Note the numbers will depend on your size of screen so play with them until you are happy.

NOTE:
GDM has to run either as "plain" or "plain with face browser".  Configurable in gdmsetup.

For Gutsy users replace all instances of feisty with gutsy

----------


## frafu

Hello Chris, 

Thanks for making onboard available in a repositry. 

Could you please tell me what repository ppa.ubuntu.com is? It might be interesting to also offer mousetweaks in such a repository, as long as it is not available in any official repository of Ubuntu. 

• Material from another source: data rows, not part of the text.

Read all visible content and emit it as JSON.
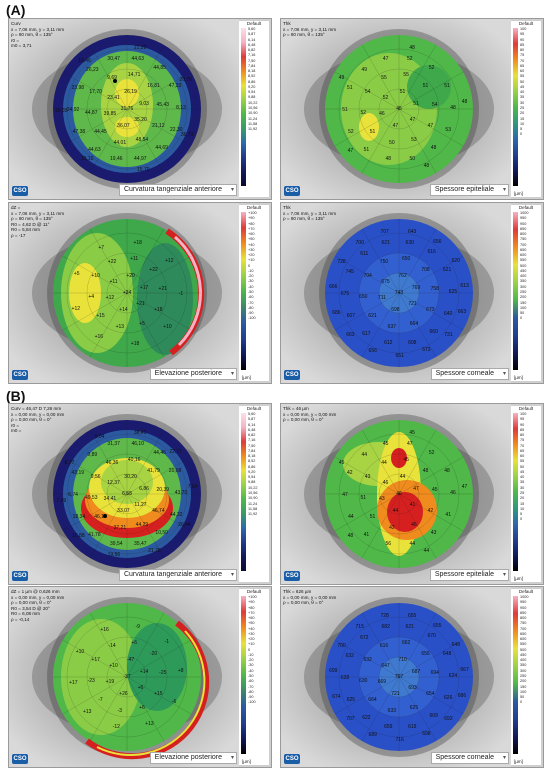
{
  "labels": {
    "a": "(A)",
    "b": "(B)"
  },
  "captions": {
    "curv": "Curvatura tangenziale anteriore",
    "epi": "Spessore epiteliale",
    "elev": "Elevazione posteriore",
    "corn": "Spessore corneale"
  },
  "logo": "CSO",
  "scale_title": "Default",
  "scale_units": {
    "curv": "",
    "epi": "[µm]",
    "elev": "[µm]",
    "corn": "[µm]"
  },
  "scales": {
    "curv": "5,60\n5,87\n6,14\n6,48\n6,82\n7,16\n7,50\n7,84\n8,18\n8,52\n8,86\n9,20\n9,54\n9,88\n10,22\n10,56\n10,90\n11,24\n11,58\n11,92",
    "epi": "100\n95\n90\n85\n80\n75\n70\n65\n60\n55\n50\n45\n40\n35\n30\n25\n20\n15\n10\n5\n0",
    "elev": "+100\n+90\n+80\n+70\n+60\n+50\n+40\n+30\n+20\n+10\n0\n-10\n-20\n-30\n-40\n-50\n-60\n-70\n-80\n-90\n-100",
    "corn": "1000\n950\n900\n850\n800\n750\n700\n650\n600\n550\n500\n450\n400\n350\n300\n250\n200\n150\n100\n50\n0"
  },
  "info": {
    "a_curv": "Curv\nx = 7,06 mm, y = 3,11 mm\nρ = 80 mm, θ = 135°\nr0 = \nm0 = 3,71",
    "a_epi": "Thk\nx = 7,06 mm, y = 3,11 mm\nρ = 80 mm, θ = 135°",
    "a_elev": "dZ =\nx = 7,06 mm, y = 3,11 mm\nρ = 80 mm, θ = 135°\nR0 = 4,62 D @ 11°\nR0 = 5,84 mm\nρ = -17",
    "a_corn": "Thk\nx = 7,06 mm, y = 3,11 mm\nρ = 80 mm, θ = 135°",
    "b_curv": "Curv = 46,47 D 7,26 mm\nx = 0,00 mm, y = 0,00 mm\nρ = 0,00 mm, θ = 0°\nr0 = \nm0 = ",
    "b_epi": "Thk = 46 µm\nx = 0,00 mm, y = 0,00 mm\nρ = 0,00 mm, θ = 0°",
    "b_elev": "dZ = 1 µm @ 0,626 mm\nx = 0,00 mm, y = 0,00 mm\nρ = 0,00 mm, θ = 0°\nR0 = 3,54 D @ 20°\nR0 = 6,08 mm\nρ = -0,14",
    "b_corn": "Thk = 626 µm\nx = 0,00 mm, y = 0,00 mm\nρ = 0,00 mm, θ = 0°"
  },
  "values": {
    "a_curv": [
      "31,76",
      "26,19",
      "9,03",
      "35,20",
      "36,07",
      "39,85",
      "23,41",
      "14,71",
      "16,81",
      "45,43",
      "21,12",
      "48,54",
      "44,01",
      "44,45",
      "44,87",
      "17,70",
      "9,69",
      "44,63",
      "44,85",
      "47,33",
      "8,13",
      "22,30",
      "44,69",
      "44,97",
      "19,46",
      "44,63",
      "47,38",
      "24,92",
      "23,98",
      "26,23",
      "30,47",
      "21,22",
      "20,76",
      "36,73",
      "15,70",
      "12,10",
      "15,03",
      "13,46"
    ],
    "a_epi": [
      "45",
      "51",
      "51",
      "47",
      "47",
      "46",
      "52",
      "55",
      "51",
      "54",
      "47",
      "53",
      "50",
      "51",
      "52",
      "54",
      "55",
      "52",
      "52",
      "51",
      "48",
      "53",
      "48",
      "50",
      "48",
      "51",
      "52",
      "51",
      "51",
      "49",
      "47",
      "48",
      "48",
      "48",
      "47",
      "49"
    ],
    "a_elev": [
      "+24",
      "+20",
      "+17",
      "+21",
      "+14",
      "+12",
      "+11",
      "+11",
      "+22",
      "+21",
      "+18",
      "+5",
      "+13",
      "+15",
      "+4",
      "+10",
      "+22",
      "+18",
      "+12",
      "-1",
      "+10",
      "+18",
      "+16",
      "+12",
      "+5",
      "+7"
    ],
    "a_corn": [
      "743",
      "762",
      "769",
      "721",
      "698",
      "711",
      "675",
      "650",
      "708",
      "758",
      "673",
      "664",
      "637",
      "621",
      "650",
      "704",
      "750",
      "630",
      "616",
      "621",
      "625",
      "640",
      "660",
      "608",
      "612",
      "617",
      "607",
      "675",
      "745",
      "611",
      "621",
      "643",
      "656",
      "620",
      "613",
      "663",
      "731",
      "673",
      "651",
      "656",
      "663",
      "686",
      "666",
      "728",
      "700",
      "707"
    ],
    "b_curv": [
      "6,58",
      "30,20",
      "6,86",
      "11,27",
      "33,07",
      "34,41",
      "12,37",
      "40,16",
      "41,79",
      "20,39",
      "46,74",
      "44,29",
      "37,21",
      "46,12",
      "49,53",
      "9,56",
      "46,36",
      "46,10",
      "44,46",
      "20,08",
      "43,70",
      "44,32",
      "10,50",
      "35,47",
      "39,54",
      "41,78",
      "18,34",
      "6,74",
      "43,19",
      "9,89",
      "31,37",
      "38,41",
      "22,77",
      "7,54",
      "26,44",
      "21,75",
      "19,56",
      "10,88",
      "7,09",
      "8,77",
      "9,04"
    ],
    "b_epi": [
      "46",
      "44",
      "47",
      "41",
      "44",
      "43",
      "46",
      "45",
      "48",
      "45",
      "42",
      "46",
      "42",
      "51",
      "51",
      "43",
      "44",
      "47",
      "52",
      "48",
      "46",
      "41",
      "43",
      "44",
      "56",
      "41",
      "44",
      "47",
      "42",
      "44",
      "45",
      "45",
      "47",
      "44",
      "48",
      "45"
    ],
    "b_elev": [
      "-37",
      "-47",
      "+14",
      "+6",
      "+26",
      "+19",
      "+10",
      "+6",
      "-20",
      "-25",
      "+15",
      "+6",
      "-3",
      "-7",
      "-23",
      "+17",
      "-14",
      "-9",
      "-1",
      "+8",
      "-6",
      "+13",
      "-12",
      "+13",
      "+17",
      "+10",
      "+16"
    ],
    "b_corn": [
      "707",
      "710",
      "687",
      "693",
      "721",
      "669",
      "647",
      "662",
      "656",
      "694",
      "654",
      "625",
      "633",
      "664",
      "630",
      "632",
      "616",
      "621",
      "670",
      "648",
      "624",
      "626",
      "609",
      "619",
      "659",
      "622",
      "625",
      "628",
      "632",
      "672",
      "682",
      "655",
      "655",
      "648",
      "667",
      "686",
      "692",
      "698",
      "716",
      "689",
      "707",
      "674",
      "699",
      "700",
      "715",
      "728"
    ]
  },
  "colors": {
    "outer": "#1a1a6e",
    "blue": "#2c5aa0",
    "green": "#5fb84a",
    "yellow": "#e8e23a",
    "orange": "#f08c1e",
    "red": "#d62020",
    "gray": "#c8c8c8"
  }
}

Further, could you please tell me whether the version that you are offering in that repository includes all the changes you made during August? If that is the case and you don't have any objections, I will modify the documentation that I prepared a few weeks ago to include your new repository. 
https://wiki.ubuntu.com/Accessibilit...dAndDwellAtGDM

Cheers 

Francesco

----------


## t0rtois3

https://help.launchpad.net/PPAQuickStart

Well done on those docs

----------


## frafu

Thanks for the link. 

Cheers

----------


## baosheng

Hi, I just found a problem. I have tried to use the line you mentioned in your post, but only an onboard dialog window appeared on my screen, no login window, and the mouse icon was "running". 

So I tried to modify it,
I put an "&" at the end of that line. This time, both login window and onboard were displayed. But, I couldn't input stuff into login window via onboard, though i could see the keys were "pressed down" when I clicked them by mouse.

Can you tell me what should I do?

----------


## frafu

Hello,

Here is another documentation about a way to start onboard during login: 
https://help.ubuntu.com/community/Ac...usetweaksAtGDM

If you use it, onboard does not automatically start, but you have to start it manualy with a gesture after the login screen has appeared. How to do it, is explained in the page referred by the link. Moreover, if you don't need dwelling, you can skip the corresponding parts. 

Cheers

Francesco

----------


## baosheng

Hi,

I have followed the instructions on that page and it works fine. The information on that page is fairly useful. But still has some tiny problem. I will try to edit it when I have time.

----------


## frafu

@ baosheng

Thanks for improving it if you have time. 

Francesco

----------